Pierwszy "Star Trek" Abramsa jest świetny. Nigdy nie byłem wielkim fanem serii, ba, chyba nigdy nie widziałem filmu z kapitanem Kirkiem w roli kapitana USS Enterprise – zawsze gdzieś w pamięci pojawia się Jean-Luc Picard. Nie zmienia to jednak faktu, że projekt reżysera "Super 8" kupiłem bez zająknięcia. Nietrudno zagłębić się w świat, który stworzył Abrams – wielki, efektowny, żywy i kolorowy. Tak było w pierwszej części i tak też jest w drugiej.

[image-browser playlist="590916" suggest=""]
©2013 UIP

Fabuła W ciemność. Star Trek jest chyba jeszcze mniej skomplikowana od swojego poprzednika. Po krótkim wprowadzeniu (bardzo ważnym dla całej historii, bo świetnie przedstawia/przypomina nam bohaterów), w którym nasi poszukiwacze przygód uciekają przed prymitywną cywilizacją oraz ratują Spocka z opresji, kapitan USS Enterprise James Kirk traci przez swoją lekkomyślność stanowisko oraz statek. Świat głównego bohatera legnie w gruzach tylko i wyłącznie po to, by mógł zebrać się w garść w obliczu największego zagrożenia. Gwiezdnej Flocie zagraża bowiem jeden człowiek. Niejaki John Harrison najpierw dokonuje zamachu w samym centrum Londynu, by później zaatakować całe dowództwo Gwiezdnej Floty. Gdy ocalali dowiadują się, gdzie ukrył się Harrison, Kirk oraz jego załoga wyruszają w pościg. Od tej pory bohaterowie zaczynają zadawać sobie pytania, komu ufać, kim tak naprawdę jest ta postać i czy w ogóle jest ona wrogiem załogi Enterprise.

Trzeba przyznać, że na nowym Star Treku nudzić się nie można. Dzieje się dużo, bardzo dużo – wybuchy, zamachy, pościgi, zamrażanie wulkanu itd. to bardzo widowiskowe sceny, które mają miejsce już w pierwszej połowie filmu. Później akcja trochę zwalnia, ale tylko po to, by zbudować odpowiednie napięcie przed rozwiązaniem. W filmie wielkich walk w kosmosie nie uświadczymy. Z reguły wszystkie pojedynki mają miejsce albo na powierzchni jakiejś planety (w tym Ziemi), albo na pokładzie statku. Pod tym względem film jest bardziej kameralny i "zamknięty" od swojego poprzednika, który emanował epickością w każdej scenie akcji.

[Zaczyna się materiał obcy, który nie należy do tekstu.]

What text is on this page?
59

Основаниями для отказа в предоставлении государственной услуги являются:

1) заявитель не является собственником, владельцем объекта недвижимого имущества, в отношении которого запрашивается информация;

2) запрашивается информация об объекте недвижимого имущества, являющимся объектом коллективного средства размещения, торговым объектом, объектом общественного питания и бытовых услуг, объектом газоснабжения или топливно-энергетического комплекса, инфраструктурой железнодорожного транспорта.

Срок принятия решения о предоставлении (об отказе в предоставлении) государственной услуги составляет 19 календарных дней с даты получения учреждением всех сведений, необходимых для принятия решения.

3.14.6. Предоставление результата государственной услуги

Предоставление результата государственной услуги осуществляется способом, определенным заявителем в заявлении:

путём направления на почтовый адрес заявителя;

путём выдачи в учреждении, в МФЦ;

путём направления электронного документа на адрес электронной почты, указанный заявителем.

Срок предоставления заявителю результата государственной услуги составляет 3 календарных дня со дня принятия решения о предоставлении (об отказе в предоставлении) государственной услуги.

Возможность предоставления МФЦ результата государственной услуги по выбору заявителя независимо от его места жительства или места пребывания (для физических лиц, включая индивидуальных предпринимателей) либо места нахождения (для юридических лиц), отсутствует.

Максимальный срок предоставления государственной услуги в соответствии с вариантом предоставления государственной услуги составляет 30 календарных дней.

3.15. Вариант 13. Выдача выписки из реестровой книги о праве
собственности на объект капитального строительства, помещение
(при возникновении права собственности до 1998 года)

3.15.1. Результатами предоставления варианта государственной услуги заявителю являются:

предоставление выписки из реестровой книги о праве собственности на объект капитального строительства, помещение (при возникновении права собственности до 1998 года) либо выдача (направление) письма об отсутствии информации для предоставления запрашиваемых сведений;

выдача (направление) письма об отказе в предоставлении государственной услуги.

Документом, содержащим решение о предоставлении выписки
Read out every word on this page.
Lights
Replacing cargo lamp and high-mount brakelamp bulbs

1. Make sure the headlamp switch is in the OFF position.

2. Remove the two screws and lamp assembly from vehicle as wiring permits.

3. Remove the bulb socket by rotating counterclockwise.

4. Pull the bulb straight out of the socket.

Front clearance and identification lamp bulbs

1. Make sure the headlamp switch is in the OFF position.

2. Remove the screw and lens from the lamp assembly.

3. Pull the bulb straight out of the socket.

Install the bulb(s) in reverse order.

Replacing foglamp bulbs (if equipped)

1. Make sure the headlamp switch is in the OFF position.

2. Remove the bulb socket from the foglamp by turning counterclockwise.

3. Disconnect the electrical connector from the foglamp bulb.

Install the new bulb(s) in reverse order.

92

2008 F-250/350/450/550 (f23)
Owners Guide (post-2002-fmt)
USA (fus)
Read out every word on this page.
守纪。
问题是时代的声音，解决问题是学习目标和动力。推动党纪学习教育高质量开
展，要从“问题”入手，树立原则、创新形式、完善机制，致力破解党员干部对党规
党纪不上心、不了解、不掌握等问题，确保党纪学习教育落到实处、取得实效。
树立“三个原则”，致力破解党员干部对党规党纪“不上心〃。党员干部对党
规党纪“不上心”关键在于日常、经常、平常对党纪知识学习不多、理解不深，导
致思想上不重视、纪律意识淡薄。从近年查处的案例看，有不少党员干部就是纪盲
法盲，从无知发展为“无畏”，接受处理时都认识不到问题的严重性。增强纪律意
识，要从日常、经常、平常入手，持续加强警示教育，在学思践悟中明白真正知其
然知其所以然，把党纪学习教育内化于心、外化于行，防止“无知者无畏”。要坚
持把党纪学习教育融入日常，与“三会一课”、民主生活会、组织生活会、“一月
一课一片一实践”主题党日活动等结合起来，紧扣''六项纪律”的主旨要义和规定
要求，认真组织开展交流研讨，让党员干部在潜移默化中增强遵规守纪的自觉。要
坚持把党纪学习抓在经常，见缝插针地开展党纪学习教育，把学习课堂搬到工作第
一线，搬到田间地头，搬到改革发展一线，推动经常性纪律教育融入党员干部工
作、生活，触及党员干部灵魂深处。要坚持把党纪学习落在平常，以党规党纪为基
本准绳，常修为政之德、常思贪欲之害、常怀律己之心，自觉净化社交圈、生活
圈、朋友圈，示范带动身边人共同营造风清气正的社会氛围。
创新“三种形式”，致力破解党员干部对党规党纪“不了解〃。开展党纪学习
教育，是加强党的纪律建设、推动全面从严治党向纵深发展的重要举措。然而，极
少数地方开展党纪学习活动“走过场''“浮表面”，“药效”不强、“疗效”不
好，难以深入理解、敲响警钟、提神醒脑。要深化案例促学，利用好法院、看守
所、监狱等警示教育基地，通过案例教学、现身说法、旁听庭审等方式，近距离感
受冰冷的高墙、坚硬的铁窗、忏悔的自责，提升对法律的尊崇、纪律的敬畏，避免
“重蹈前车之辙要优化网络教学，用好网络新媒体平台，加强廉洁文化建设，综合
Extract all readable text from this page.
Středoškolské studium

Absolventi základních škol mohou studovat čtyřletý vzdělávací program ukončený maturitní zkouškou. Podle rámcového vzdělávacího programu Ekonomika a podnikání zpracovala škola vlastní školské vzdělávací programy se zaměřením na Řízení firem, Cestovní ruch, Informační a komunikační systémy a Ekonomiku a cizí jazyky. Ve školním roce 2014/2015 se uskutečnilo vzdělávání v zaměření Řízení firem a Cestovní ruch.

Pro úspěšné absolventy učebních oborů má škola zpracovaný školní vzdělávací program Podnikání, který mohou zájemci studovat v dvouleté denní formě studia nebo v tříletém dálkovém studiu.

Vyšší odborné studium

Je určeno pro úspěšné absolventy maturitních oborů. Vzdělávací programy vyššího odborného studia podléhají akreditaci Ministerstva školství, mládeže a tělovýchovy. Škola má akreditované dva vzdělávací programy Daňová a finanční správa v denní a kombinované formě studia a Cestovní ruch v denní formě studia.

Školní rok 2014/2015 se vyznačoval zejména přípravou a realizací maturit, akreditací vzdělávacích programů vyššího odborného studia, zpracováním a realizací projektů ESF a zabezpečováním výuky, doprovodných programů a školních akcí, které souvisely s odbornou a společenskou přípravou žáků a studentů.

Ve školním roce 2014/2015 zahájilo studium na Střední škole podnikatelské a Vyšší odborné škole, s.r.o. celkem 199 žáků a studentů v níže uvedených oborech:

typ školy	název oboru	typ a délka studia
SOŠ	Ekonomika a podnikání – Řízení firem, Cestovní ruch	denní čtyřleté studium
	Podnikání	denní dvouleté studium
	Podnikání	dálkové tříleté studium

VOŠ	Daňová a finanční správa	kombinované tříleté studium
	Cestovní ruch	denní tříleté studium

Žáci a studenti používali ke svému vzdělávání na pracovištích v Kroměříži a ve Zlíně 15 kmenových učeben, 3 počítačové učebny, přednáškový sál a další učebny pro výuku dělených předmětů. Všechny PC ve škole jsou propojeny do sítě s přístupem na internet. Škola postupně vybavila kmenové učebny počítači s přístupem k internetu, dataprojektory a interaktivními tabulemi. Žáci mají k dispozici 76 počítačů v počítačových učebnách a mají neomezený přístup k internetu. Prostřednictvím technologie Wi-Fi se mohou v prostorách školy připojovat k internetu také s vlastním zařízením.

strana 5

Jednak najważniejszym elementem filmu (tak jak pierwszego "Star Treka") są świetnie rozpisane postaci. Aktorzy kreują swoich bohaterów w fantastyczny sposób i wyraźnie widać relacje oraz chemię między nimi. Dzięki temu rozmowy przestrzegającego prawa Spocka z lekkomyślnym i impulsywnym Kirkiem są jeszcze śmieszniejsze, a romans między Uhurą a Wolkaninem nabiera rumieńców. Do tego dochodzą takie osobistości, jak Scotty – inżynier Enterprise, Szkot z pochodzenia, który potrafi serwować cięte riposty nawet w trakcie zagrożenia, oraz oficer Pavel Chekov, którego każda sentencja wymawiana z kaleczącym uszy rosyjskim akcentem bawi do łez.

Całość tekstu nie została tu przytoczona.